Megan Ballinger, PhD
Ohio State University
Dr. Megan Ballinger is an Assistant Professor in the Department of Internal Medicine, Division of Pulmonary, Critical Care and Sleep Medicine at the Ohio State University. She graduated with a PhD in Immunology from the University of Michigan where she studied how lipid mediators regulate macrophage and neutrophil host defense functions during bacterial pneumonia. Dr. Ballinger remained at the University of Michigan for her postdoctoral studies in which she was awarded a Parker B. Francis Fellowship to examine the role of toll-like signaling in regulating innate immunity in the setting of non-infectious lung injury. In 2014, she moved to the Ohio State University and began studying how toll-like receptor signaling affects macrophage activation in
pulmonary fibrosis. Dr. Ballinger was awarded the Jo Rae Wright award for outstanding science from the American Thoracic Society. Recently, she was recently awarded her first NIH R01which focuses on mechanisms by which macrophages are recruited to the lung during injury and their contribution toward identifying and taking up collagen fragments.
Boris Hinz, PhD
University of Toronto
Boris Hinz is University of Toronto Distinguished Professor in Tissue Repair and Regeneration with primary appointment in the Faculty of Dentistry, Matrix Dynamics Group. He is cross-appointed with the Faculty of Medicine, Department of Surgery and the Institute of Biomaterials and Biomedical Engineering. Dr. Hinz holds a PhD degree (1998) in Cell Biology and Theoretical Biology from the University of Bonn, Germany. From 1999 to 2002, he was postdoctoral fellow of Dr. Giulio Gabbiani, Department of Experimental Pathology, University of Geneva, Switzerland. Dr. Hinz then moved to lead a research group at the EcolePolytechnique Fédérale de Lausanne (EPFL), Switzerland, joining Cell Biology, Biophysics, and Bioengineering. He was nominated Maître d'enseignement et de recherche (Assistant Professor level) in 2006 and moved to Toronto in 2009 with Associate Professor appointment.

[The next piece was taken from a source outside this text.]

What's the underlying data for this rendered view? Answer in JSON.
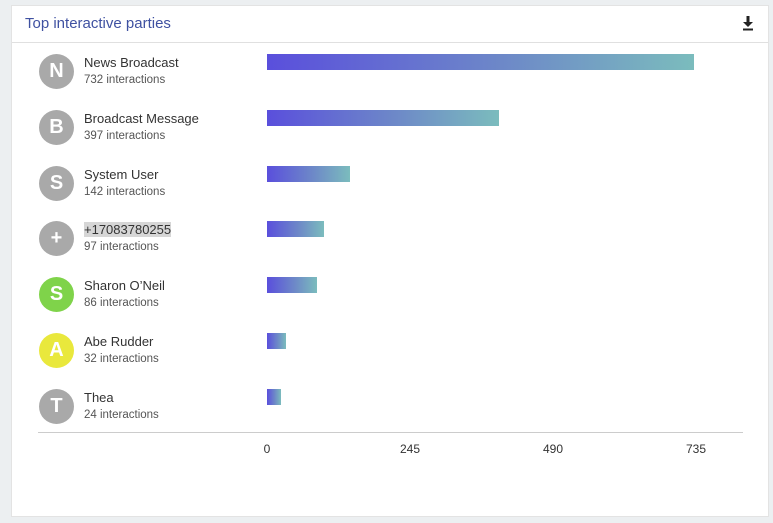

Dr. Hinz has been president and board member of the European Tissue Repair Society and was board member of the Wound Healing Society. He is secretary and inaugural board member of the Canadian Connective Tissue Society, board member of the International Dupuytren Society and the Canadian Dupuytren Society. He is Senior Editor of the journal “Wound Repair and Regeneration,” Associate Editor of “Biochemistry and Cell Biology,” editorial board member of “Matrix Biology,” and Associate Member of the Faculty of 1000.
His research led to the creation of two startup companies specialized on anti-fibrotic coatings for silicone implants and novel “soft” cell culture devices. Dr. Hinz’ research is currently funded by a multi-project Foundation Grant from the Canadian Institutes of Health Research (CIHR), CIHR operating funds, the Canada Foundation for Innovation (CFI), the Ontario Research Foundation (ORF), and MITACS (Mathematics of Information Technology and Complex Systems).